Wednesday, June 10, 2026
HomeLintas KotaPemprov DKI Rambah Penertiban Pedagang Hewan Kurban di Ruang Terbuka

Pemprov DKI Rambah Penertiban Pedagang Hewan Kurban di Ruang Terbuka

Pemerintah Provinsi DKI Jakarta telah menertibkan sejumlah pedagang hewan kurban yang menggunakan ruang terbuka hijau (RTH) untuk berdagang. Gubernur DKI Jakarta, Pramono Anung, menjelaskan bahwa tindakan penertiban ini dilakukan secara khusus terhadap pedagang di wilayah Jakarta Timur dan Jakarta Pusat. Larangan berdagang hewan kurban di RTH dan fasilitas umum seperti taman kota dan trotoar sudah sering kali disosialisasikan kepada para pedagang. Aturan ini tertuang dalam Instruksi Gubernur DKI Jakarta Nomor 46 Tahun 2019 tentang Pengendalian Penampungan dan Pemotongan Hewan dalam Rangka Idul Adha.
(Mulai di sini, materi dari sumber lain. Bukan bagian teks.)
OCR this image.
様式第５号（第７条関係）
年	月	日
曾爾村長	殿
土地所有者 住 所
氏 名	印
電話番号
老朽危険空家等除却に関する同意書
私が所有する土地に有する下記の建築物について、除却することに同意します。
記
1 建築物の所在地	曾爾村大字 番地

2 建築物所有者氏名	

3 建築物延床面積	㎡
Pramono menekankan pentingnya menjaga ketertiban dan kebersihan lingkungan dengan melarang penggunaan RTH untuk berdagang. Ia juga mengimbau masyarakat untuk tidak membuang limbah hewan kurban ke saluran air setelah pemotongan guna mencegah pencemaran lingkungan. Pemerintah Provinsi DKI Jakarta telah mensosialisasikan prinsip “Eco Qurban” kepada warga dan panitia kurban, termasuk aturan penanganan limbah cair dan padat untuk meminimalisasi dampak negatif terhadap lingkungan.

Prinsip “Eco Qurban” mengacu pada perlindungan dan pengelolaan lingkungan hidup yang dilakukan di lokasi pemotongan. Dengan menerapkan pedoman yang telah ditetapkan dalam Peraturan Gubernur DKI Jakarta Nomor 10 Tahun 2022, diharapkan praktik penyelenggaraan pemotongan hewan kurban dapat berlangsung secara bertanggung jawab dan ramah lingkungan. Dengan demikian, upaya untuk meminimalisasi gangguan terhadap lingkungan dapat terus ditingkatkan demi menjaga kelestarian dan kebersihan lingkungan Jakarta.